I was back in Lancashire, where I’d been born and bred. I’d picked up an injury that wouldn’t shift and for a good while I struggled to run. Eventually, I managed to string 3 miles together without falling apart and joined a local group. I trotted about a bit on my own, I ran about a bit with the group, but however much I said I preferred to get off the roads, I rarely did it. I’d potter across a field or round a park, back in the old familiar. And that was part of my problem because to get away from the roads, I needed to know where to go.

I hadn’t lived in Lancashire for over 25 years. I’d forgotten places that were on my doorstep and had no confidence to explore on my own. So, while I was flogging up the side of an A road, clocking up a ten-miler, with a nod to my off-road days that was no more than a quarter mile on a well-used bridleway, my club-mates were out enjoying the wilds, the dells, the hidden cloughs and cut-throughs, tussocky grass, butterflied-meadows, tiny green lanes, bogs, the scent of wild garlic, the snares of brambles and skylarks overhead. But they were paying. And running is supposed to be free, isn’t it? I maintained a ridiculous argument with myself for a while. “You can do it all for free.” “Yes, but you’re not, are you?” And that was the decider. I needed something to get me off the roads, and as the cliché goes, you can’t knock it until you’ve tried it.

I signed up for an LTR Taster. And I’ve been back. Four runs now, and another two booked, and hang the paltry expense because every penny is worth it. I’ve got my head around it now. I’m not paying to run. I’m paying for the privilege of being guided, of experiencing a well-thought-out and tested route, where there will be someone who knows the stile is rickety or that there’s a route that avoids the dairy herd by nipping through a ginnel. I’m paying so that I don’t have to carry a map (and my navigation skills are limited), so that I don’t have to keep stopping to weigh up the merits of turning left, right or of going straight on. I’m paying so that I’ll see the charming bridges and the ruins, so that I’ll brave the stepping stones rather than step around them. I’m paying to have things like parking and café stops seamless and sorted, and for guides with experience on the trails that even if I run for another thirty years (and I’m planning to) I could never hope to amass. I’m paying because it works for me.

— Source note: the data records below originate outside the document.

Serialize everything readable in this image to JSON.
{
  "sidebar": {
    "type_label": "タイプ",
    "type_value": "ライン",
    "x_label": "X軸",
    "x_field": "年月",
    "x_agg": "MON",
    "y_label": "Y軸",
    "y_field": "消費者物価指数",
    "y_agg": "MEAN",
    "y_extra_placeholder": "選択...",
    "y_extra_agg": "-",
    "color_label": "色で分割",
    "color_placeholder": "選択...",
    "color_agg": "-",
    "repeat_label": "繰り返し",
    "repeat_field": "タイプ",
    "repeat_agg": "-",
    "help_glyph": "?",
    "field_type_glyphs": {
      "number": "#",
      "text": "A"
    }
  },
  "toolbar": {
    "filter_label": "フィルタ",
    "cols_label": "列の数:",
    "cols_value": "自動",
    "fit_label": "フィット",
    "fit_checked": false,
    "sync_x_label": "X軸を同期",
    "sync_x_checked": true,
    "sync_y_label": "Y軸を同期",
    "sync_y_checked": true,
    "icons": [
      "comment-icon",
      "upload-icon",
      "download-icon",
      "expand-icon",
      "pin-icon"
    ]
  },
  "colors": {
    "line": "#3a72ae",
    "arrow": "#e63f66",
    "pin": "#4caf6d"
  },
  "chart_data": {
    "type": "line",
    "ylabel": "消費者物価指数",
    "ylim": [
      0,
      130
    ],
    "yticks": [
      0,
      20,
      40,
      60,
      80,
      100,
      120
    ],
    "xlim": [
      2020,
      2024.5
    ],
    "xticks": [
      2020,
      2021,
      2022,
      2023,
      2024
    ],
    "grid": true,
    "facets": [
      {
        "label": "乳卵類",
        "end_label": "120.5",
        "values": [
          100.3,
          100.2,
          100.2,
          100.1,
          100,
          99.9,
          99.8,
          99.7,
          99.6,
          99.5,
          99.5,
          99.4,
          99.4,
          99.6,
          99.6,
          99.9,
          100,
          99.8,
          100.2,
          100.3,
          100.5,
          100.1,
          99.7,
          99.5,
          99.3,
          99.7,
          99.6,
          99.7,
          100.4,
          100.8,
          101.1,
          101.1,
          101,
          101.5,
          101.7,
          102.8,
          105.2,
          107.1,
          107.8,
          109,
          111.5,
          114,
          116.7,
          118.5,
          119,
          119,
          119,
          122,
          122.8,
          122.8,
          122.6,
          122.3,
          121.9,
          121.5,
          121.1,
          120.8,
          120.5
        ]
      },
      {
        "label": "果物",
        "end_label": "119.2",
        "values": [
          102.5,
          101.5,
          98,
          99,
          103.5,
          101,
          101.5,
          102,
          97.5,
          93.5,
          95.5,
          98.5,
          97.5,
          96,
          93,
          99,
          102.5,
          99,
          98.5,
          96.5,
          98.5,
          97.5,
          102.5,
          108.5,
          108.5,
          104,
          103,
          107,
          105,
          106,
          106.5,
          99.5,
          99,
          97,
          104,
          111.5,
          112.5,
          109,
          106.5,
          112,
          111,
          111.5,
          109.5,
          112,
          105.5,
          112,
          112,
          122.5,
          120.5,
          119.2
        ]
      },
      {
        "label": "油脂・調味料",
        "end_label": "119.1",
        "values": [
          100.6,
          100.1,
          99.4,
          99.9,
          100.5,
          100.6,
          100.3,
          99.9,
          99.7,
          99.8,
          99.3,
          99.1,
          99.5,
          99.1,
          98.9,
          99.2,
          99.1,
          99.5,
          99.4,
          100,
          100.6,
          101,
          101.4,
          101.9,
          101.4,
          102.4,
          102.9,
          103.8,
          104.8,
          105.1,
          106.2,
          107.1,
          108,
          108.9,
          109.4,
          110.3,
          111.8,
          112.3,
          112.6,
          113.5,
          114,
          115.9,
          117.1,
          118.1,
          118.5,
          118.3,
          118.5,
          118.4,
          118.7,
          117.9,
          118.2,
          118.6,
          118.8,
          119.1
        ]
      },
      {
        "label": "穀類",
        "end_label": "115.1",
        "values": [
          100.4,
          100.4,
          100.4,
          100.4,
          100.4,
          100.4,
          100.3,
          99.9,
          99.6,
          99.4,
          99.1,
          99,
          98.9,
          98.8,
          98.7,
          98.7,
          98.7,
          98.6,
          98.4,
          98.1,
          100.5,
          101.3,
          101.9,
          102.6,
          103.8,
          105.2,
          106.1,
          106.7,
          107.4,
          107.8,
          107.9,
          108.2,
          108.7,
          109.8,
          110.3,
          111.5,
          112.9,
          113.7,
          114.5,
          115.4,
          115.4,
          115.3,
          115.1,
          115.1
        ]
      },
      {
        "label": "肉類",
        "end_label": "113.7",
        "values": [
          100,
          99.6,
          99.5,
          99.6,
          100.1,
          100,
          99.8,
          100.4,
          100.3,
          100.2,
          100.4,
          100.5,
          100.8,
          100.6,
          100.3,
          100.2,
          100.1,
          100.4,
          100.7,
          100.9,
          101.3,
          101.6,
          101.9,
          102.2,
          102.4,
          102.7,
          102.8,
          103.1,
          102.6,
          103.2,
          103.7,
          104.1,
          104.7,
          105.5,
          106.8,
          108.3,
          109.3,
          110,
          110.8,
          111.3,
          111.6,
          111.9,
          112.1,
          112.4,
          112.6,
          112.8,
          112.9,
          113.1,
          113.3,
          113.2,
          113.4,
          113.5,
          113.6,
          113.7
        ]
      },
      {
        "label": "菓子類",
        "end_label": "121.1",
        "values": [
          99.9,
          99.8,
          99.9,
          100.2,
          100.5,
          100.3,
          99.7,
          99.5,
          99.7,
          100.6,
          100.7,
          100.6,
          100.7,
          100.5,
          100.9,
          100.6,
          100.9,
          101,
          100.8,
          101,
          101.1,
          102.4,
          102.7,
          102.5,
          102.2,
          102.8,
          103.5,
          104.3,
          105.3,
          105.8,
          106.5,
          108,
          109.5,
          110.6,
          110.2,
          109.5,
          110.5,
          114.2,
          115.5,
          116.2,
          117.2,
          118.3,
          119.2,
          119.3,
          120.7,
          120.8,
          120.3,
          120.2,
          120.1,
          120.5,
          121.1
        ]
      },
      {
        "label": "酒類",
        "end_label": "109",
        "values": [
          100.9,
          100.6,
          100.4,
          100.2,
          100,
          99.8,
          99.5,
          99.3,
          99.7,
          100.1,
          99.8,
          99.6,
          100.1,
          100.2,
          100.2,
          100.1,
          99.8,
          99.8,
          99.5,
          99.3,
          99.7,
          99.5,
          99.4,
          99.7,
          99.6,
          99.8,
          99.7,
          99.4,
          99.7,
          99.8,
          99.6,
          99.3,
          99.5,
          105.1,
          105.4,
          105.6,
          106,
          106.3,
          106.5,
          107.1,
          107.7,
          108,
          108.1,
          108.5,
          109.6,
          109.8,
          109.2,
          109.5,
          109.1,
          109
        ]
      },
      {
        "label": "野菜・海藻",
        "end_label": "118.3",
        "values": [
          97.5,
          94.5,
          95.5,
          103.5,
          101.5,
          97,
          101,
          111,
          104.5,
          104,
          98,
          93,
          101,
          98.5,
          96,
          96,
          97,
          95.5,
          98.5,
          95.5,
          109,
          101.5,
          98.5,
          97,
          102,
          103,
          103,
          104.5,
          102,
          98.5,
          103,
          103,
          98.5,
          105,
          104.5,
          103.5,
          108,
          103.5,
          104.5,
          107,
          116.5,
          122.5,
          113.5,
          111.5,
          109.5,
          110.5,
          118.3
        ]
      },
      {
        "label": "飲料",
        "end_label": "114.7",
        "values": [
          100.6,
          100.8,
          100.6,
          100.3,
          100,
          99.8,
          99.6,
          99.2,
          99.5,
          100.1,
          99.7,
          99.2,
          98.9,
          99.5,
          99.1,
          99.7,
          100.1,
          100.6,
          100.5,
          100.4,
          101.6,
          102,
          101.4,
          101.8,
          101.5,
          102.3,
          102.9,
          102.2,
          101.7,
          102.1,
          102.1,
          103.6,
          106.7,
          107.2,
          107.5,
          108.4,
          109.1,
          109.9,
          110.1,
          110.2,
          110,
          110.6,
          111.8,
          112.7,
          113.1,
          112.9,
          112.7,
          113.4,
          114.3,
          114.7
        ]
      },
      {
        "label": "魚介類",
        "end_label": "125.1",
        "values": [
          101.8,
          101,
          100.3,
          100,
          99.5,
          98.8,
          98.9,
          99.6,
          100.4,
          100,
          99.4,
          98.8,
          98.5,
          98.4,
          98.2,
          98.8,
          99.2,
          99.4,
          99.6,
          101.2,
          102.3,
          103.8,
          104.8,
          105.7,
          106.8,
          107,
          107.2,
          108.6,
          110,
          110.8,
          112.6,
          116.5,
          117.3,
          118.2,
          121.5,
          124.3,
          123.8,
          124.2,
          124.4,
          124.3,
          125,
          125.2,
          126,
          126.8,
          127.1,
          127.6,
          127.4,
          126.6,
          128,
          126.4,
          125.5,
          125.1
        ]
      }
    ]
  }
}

I’ve seen parts of the county I never knew existed. I’ve met some great people and screamed with laughter. I’ve marvelled at the constellation of moss on a gate post and felt mud ooze over the tops of my shoes. It’s playing out for big kids. And there’s another magic trick to the LTR experience that makes it worth every penny – I’m feeling happier than ever that I’ve moved back to Lancashire. It’s a beautiful part of the world, and I’m going to run through more of it.